Tasks that are difficult for conventional computing systems can be performed by artificial neural networks (ANNs). ANNs have learning abilities and can performs tasks such as classification, pattern recognition and on-line learning. Practical implementation of ANNs is currently hampered by the lack of a key component that every ANN requires in large numbers – efficient hardware synapses.
Research done by the University of Southampton has recently shown that artificial systems using a nanoscale device could be used to mimic the human brain. The device is called a memristor. By doing experiments, the team demonstrated an ANN using memristor synapses that support sophisticated learning rules and perform reversible learning of noisy input data.
Limiting or regulating the flow of electrical current in a circuit, memristors can remember the amount of charge that was flowing through it and hold the data even when the power is removed.
Dr Alex Serb from Electronics and Computer Science at the University of Southampton and lead author of the paper noted that to build artificial systems that can mimic the brain in function and power, hundreds of billions artificial synapses are required. Many of these must be able to implement learning rules of different degrees of difficulty.
Currently available electronic components could conceivably be pieced together to create such synapses. The area efficiency benchmarks and required power will however be extremely difficult to achieve. This might not even be possible without designing new and bespoke ‘synapse components’.
Serb added that memristors support many fundamental features of learning synapses (two-terminal structures, on-line learning, memory storage and computationally powerful learning rule implementation). Memristors can also be manufactured in extremely compact volumes and have remarkably low energy costs, thereby offering a possible route towards creating efficient hardware synapses. Serb believes memristive synapses have to succeed for artificial brains ever to become reality.
The metal oxide memristor array was capable of learning and re-learning input patterns within a probabilistic winner take all (WTA) network in an unsupervised manner. It did this by acting like synapses in the brain. To enable the Internet of Things to process real time big data without any prior knowledge of the data, memristors would be very useful for enabling low-power embedded processors.
Dr Themis Prodromakis, Reader in Nanoelectronics and EPSRC Fellow in Electronics and Computer Science at the University of Southampton is the co-author of the paper. According to Prodromakis, the lack of practical demonstrations that display the technology’s benefits in practical applications often hampers the uptake of any new technology. He feels that the team proving that nanoscale memristors can be used to formulate in-silico neural circuits for processing big-data in real-time is a technological paradigm shift and solves a key challenge of modern society.

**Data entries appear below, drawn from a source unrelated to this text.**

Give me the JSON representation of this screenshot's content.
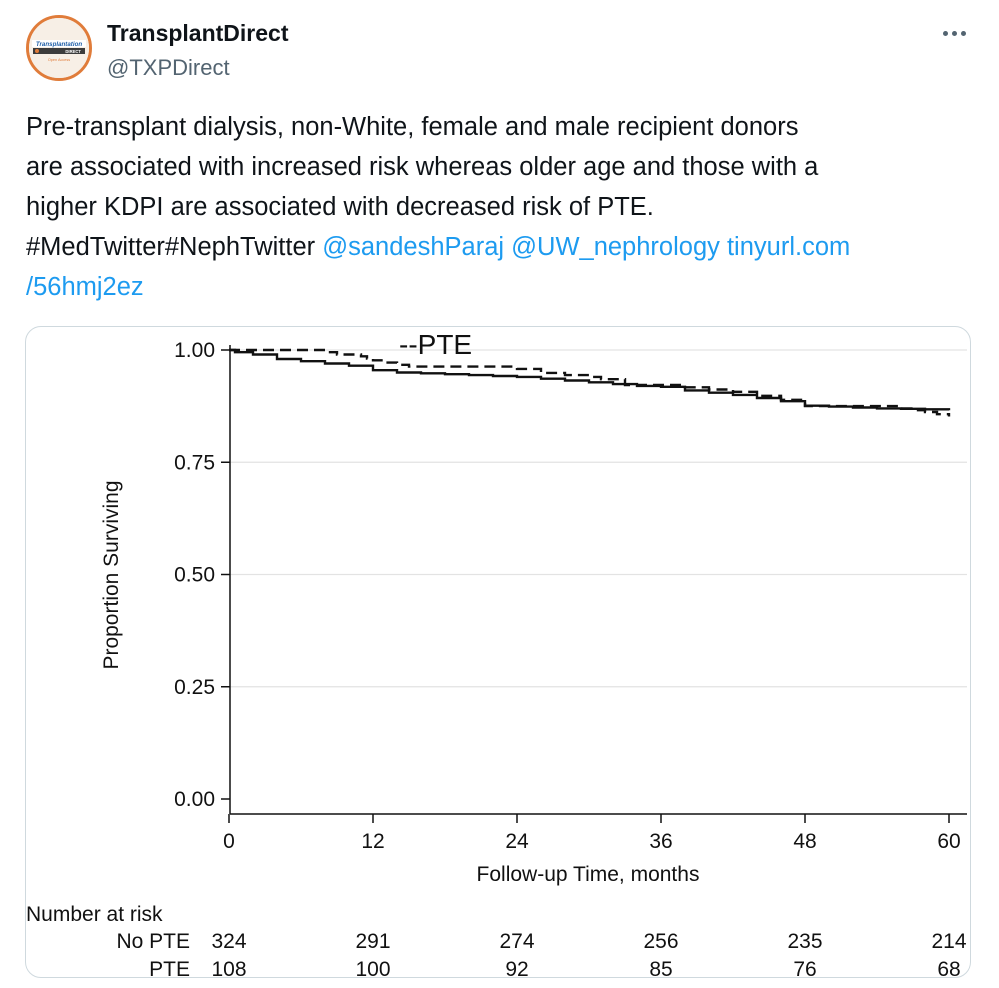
{
  "account": {
    "display_name": "TransplantDirect",
    "handle": "@TXPDirect",
    "avatar_logo_text": "Transplantation",
    "avatar_logo_sub": "DIRECT",
    "avatar_logo_badge": "Open Access"
  },
  "tweet": {
    "line1": "Pre-transplant dialysis, non-White, female  and male recipient donors",
    "line2": "are associated with increased risk whereas older age and those with a",
    "line3": "higher KDPI are associated with decreased risk of PTE.",
    "hashtags": "#MedTwitter#NephTwitter",
    "mention1": "@sandeshParaj",
    "mention2": "@UW_nephrology",
    "link_part1": "tinyurl.com",
    "link_part2": "/56hmj2ez"
  },
  "chart_data": {
    "type": "line",
    "title": "",
    "xlabel": "Follow-up Time, months",
    "ylabel": "Proportion Surviving",
    "xlim": [
      0,
      60
    ],
    "ylim": [
      0,
      1
    ],
    "x_ticks": [
      "0",
      "12",
      "24",
      "36",
      "48",
      "60"
    ],
    "y_ticks": [
      "0.00",
      "0.25",
      "0.50",
      "0.75",
      "1.00"
    ],
    "grid": true,
    "annotation": "--PTE",
    "series": [
      {
        "name": "No PTE",
        "style": "solid",
        "x": [
          0,
          0.5,
          2,
          4,
          6,
          8,
          10,
          12,
          14,
          16,
          18,
          20,
          22,
          24,
          26,
          28,
          30,
          32,
          34,
          36,
          38,
          40,
          42,
          44,
          46,
          48,
          50,
          52,
          54,
          56,
          58,
          60
        ],
        "y": [
          1.0,
          0.995,
          0.99,
          0.98,
          0.975,
          0.97,
          0.965,
          0.955,
          0.95,
          0.948,
          0.946,
          0.944,
          0.942,
          0.94,
          0.936,
          0.932,
          0.928,
          0.924,
          0.92,
          0.918,
          0.91,
          0.905,
          0.9,
          0.893,
          0.886,
          0.876,
          0.874,
          0.872,
          0.87,
          0.869,
          0.868,
          0.866
        ]
      },
      {
        "name": "PTE",
        "style": "dashed",
        "x": [
          0,
          2,
          4,
          6,
          8,
          9,
          10,
          11,
          11.5,
          12,
          13,
          14,
          15,
          16,
          18,
          20,
          22,
          24,
          26,
          28,
          30,
          31,
          33,
          35,
          38,
          40,
          42,
          44,
          46,
          48,
          50,
          52,
          54,
          56,
          57,
          58,
          59,
          60
        ],
        "y": [
          1.0,
          1.0,
          1.0,
          1.0,
          0.995,
          0.99,
          0.99,
          0.986,
          0.981,
          0.977,
          0.972,
          0.967,
          0.963,
          0.963,
          0.963,
          0.963,
          0.963,
          0.958,
          0.949,
          0.944,
          0.94,
          0.935,
          0.922,
          0.922,
          0.917,
          0.912,
          0.907,
          0.898,
          0.889,
          0.875,
          0.875,
          0.875,
          0.875,
          0.87,
          0.866,
          0.862,
          0.857,
          0.852
        ]
      }
    ],
    "risk_table": {
      "header": "Number at risk",
      "rows": [
        {
          "label": "No PTE",
          "values": [
            "324",
            "291",
            "274",
            "256",
            "235",
            "214"
          ]
        },
        {
          "label": "PTE",
          "values": [
            "108",
            "100",
            "92",
            "85",
            "76",
            "68"
          ]
        }
      ]
    }
  }
}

The team has demonstrated that such hardware platforms can adapt to its environment independently without any human intervention. The platforms are also resilient in processing even noisy data in real-time reliably.
A diverse range of applications ranging from real-time monitoring of fuel in harsh or inaccessible environments, to pervasive sensing technologies could utilize this new type of hardware. This is a highly desirable capability for enabling the Internet of Things vision.